4. Aux termes de l'article 124 de la loi du 29 décembre 1990 de finances pour 1991 dans sa rédaction alors applicable : " I. L'établissement public créé par l'article 67 de la loi du 27 février 1912 portant fixation du budget général des dépenses et des recettes de l'exercice 1912 assure l'exploitation, l'entretien, l'amélioration, l'extension et la promotion des voies navigables et de leurs dépendances. Pour l'accomplissement de ses missions, il gère et exploite le domaine de l'Etat qui lui est confié ainsi que son domaine privé. (...) ". Aux termes de l'article 1er du décret du 20 août 1991 relatif au domaine confié à Voies navigables de France par l'article 124 de la loi de finances pour 1991 dans sa rédaction alors applicable : " Le domaine de l'Etat dont la gestion est confiée à l'établissement public en application du I de l'article 124 de la loi de finances pour 1991 (n° 90-1168 du 29 décembre 1990) susvisée est celui qui est défini à l'article 1er du code du domaine public fluvial et de la navigation intérieure, à l'exclusion : / 1° Des cours d'eau, lacs, canaux et plans d'eau domaniaux qui sont rayés de la Nomenclature des voies navigables ou flottables ou n'y ont jamais figuré ; / 2° Des voies navigables transférées aux régions en application de l'article 5 de la loi du 22 juillet 1983 susvisée ; / 3° Du domaine public fluvial dont la gestion est confiée aux ports autonomes fluviaux, tel qu'il est défini par les dispositions législatives et réglementaires qui leur sont propres ; / 4° Du domaine public fluvial inclus dans la circonscription des ports autonomes maritimes, telle qu'elle est définie conformément à l'article L. 111-3 du code des ports maritimes, ainsi que du domaine public fluvial dont la gestion leur est confiée au titre des services annexes, dans les conditions prévues à l'article R. 111-13 du même code ; / 5° Des emprises des ports maritimes non autonomes implantés sur le domaine public fluvial ; / 6° Des canaux Saint-Martin, Saint-Denis et de l'Ourcq ainsi que de leurs dépendances ; / 7° Des cours d'eau, lacs, canaux et plans d'eau appartenant au domaine public fluvial de l'Etat non reliés au réseau principal des voies navigables dont la liste est fixée par décret. (...) ".
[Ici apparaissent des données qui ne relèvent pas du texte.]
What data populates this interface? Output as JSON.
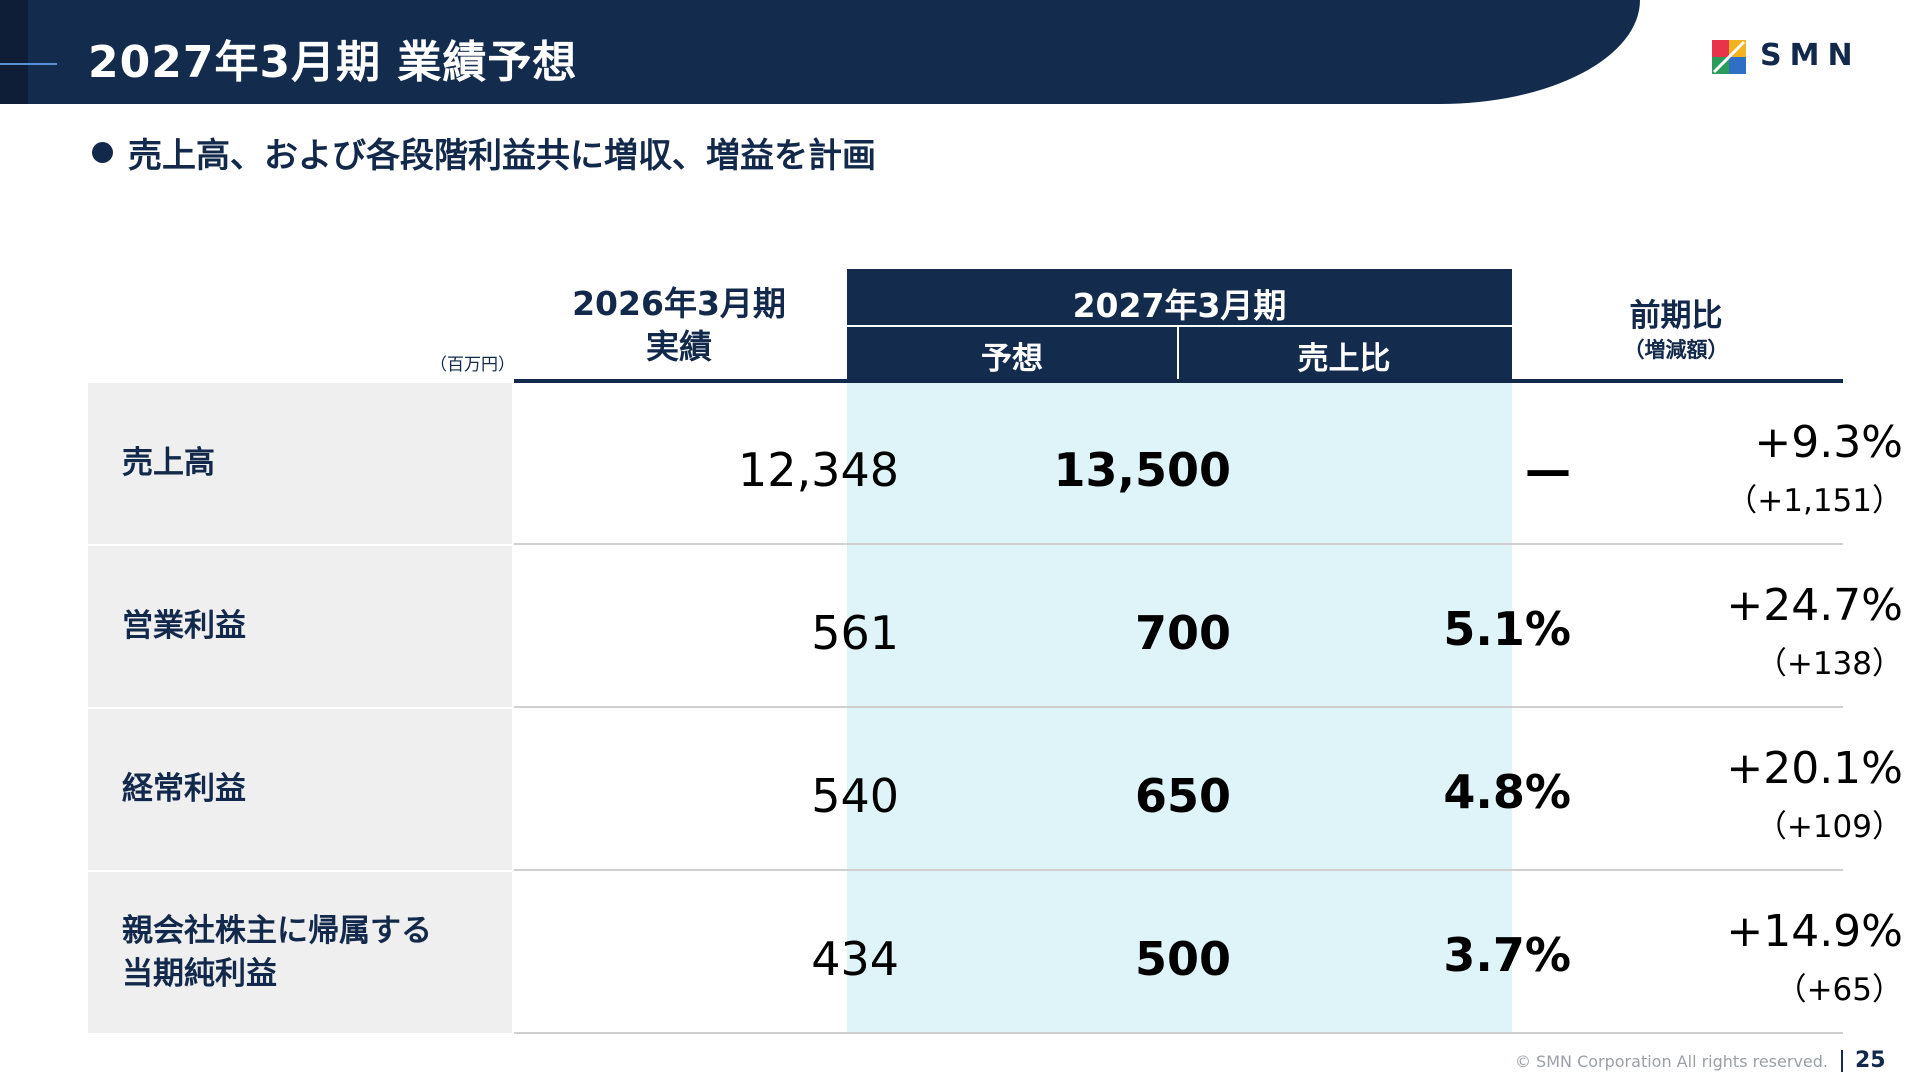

5. Il résulte de l'instruction que la société Level 3 Communications renommée CenturyLink Communications France, aux droits de laquelle vient la société Lumen technologies France devant la cour, a conclu avec VNF, le 27 mars 2000, une convention d'occupation temporaire du domaine public fluvial, aux fins d'implanter des infrastructures permettant la mise en œuvre de son réseau de télécommunications. Cette convention portait sur les emprises fluviales et sous-fluviales ainsi que sur les emprises terrestres longeant le canal de la Colme, notamment sur une portion adjacente au nord de la route départementale n° 3 entre les villes de Spycker et Bierne. En exécution de la convention, cette société a versé des redevances annuelles entre le 1er janvier 2004 et le 31 mars 2015.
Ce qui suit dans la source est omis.